Dengan pertanyaan besar, yg masih menggantung di atas pikiran Sri dan Erna?!

Pagi itu, sekitar pondok, kabut tebal menutupi seluk beluk hutan, membuat pandangan mata terbatas, sejak fajar menyingsing, Sri dan Dini sudah ada di sumur, mencuci pakaian untuk keseharian mereka, sedangkan Erna, tengah membasuh Dela di dalam kamar.

Sampai, terdengar langkah kaki. Sri yg pertama mendengarnya. Ia berdiri untuk melihat, dari jauh, sosok hitam muncul dari balik kabut. perawakanya familiar.

Denah pondok rumah, memang sederhana, dari teras maupun kamar mandi, bisa melihat keseluruhan area sekitar, sehingga, sosok mendekat itu, terlihat jelas semakin dekat sosok itu.

Sri semakin yakin, dan benar saja, ia mematung sesaat, sebelum Dini ikut berdiri dan melihat apa yg membuat Sri tampak tercekat dalam ekspresi wajahnya. Manakala, ia melihat, mbah Tamin mendekat ke arah mereka dengan wajah yg letih.

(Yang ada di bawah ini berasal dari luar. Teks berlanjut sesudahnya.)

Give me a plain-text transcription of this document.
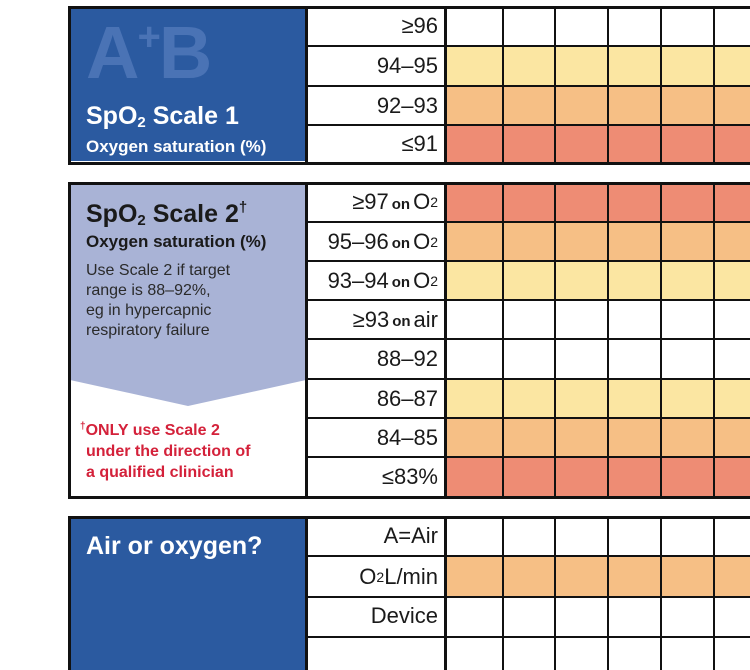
A+B
SpO$_2$ Scale 1
Oxygen saturation (%)
SpO$_2$ Scale 2†
Oxygen saturation (%)
Use Scale 2 if target
range is 88–92%,
eg in hypercapnic
respiratory failure
†ONLY use Scale 2
under the direction of
a qualified clinician
Air or oxygen?
≥96
94–95
92–93
≤91
≥97 on O 2
95–96 on O 2
93–94 on O 2
≥93 on air
88–92
86–87
84–85
≤83%
A=Air
O 2 L/min
Device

Ketika, mbah Tamin berdiri di depan Sri, ia seraya bertanya, apakah petuah beliau sudah di jalankan.

Sri hanya diam, bibirnya gemetar, Dini lah yg berinisiatif mengambil situasi, ia berucap lirih.

“Mbah, sampeyan mambengi mboten mantok ta” (mbah, bukanya semalam, anda pulang).

Mbah Tamin yg mendengar itu, tiba-tiba mengejang, otot wajahnya mengeras, lantas memandang Sri dengan ekspresi tidak percaya, ada kemarahan dalam tatapanya.

“awakmu gak wes tak kandani ta, ojok MBUKAK LAWANG”
(bukanya, kamu sudah tak kasih tau, jangan BUKA PINTUNYA).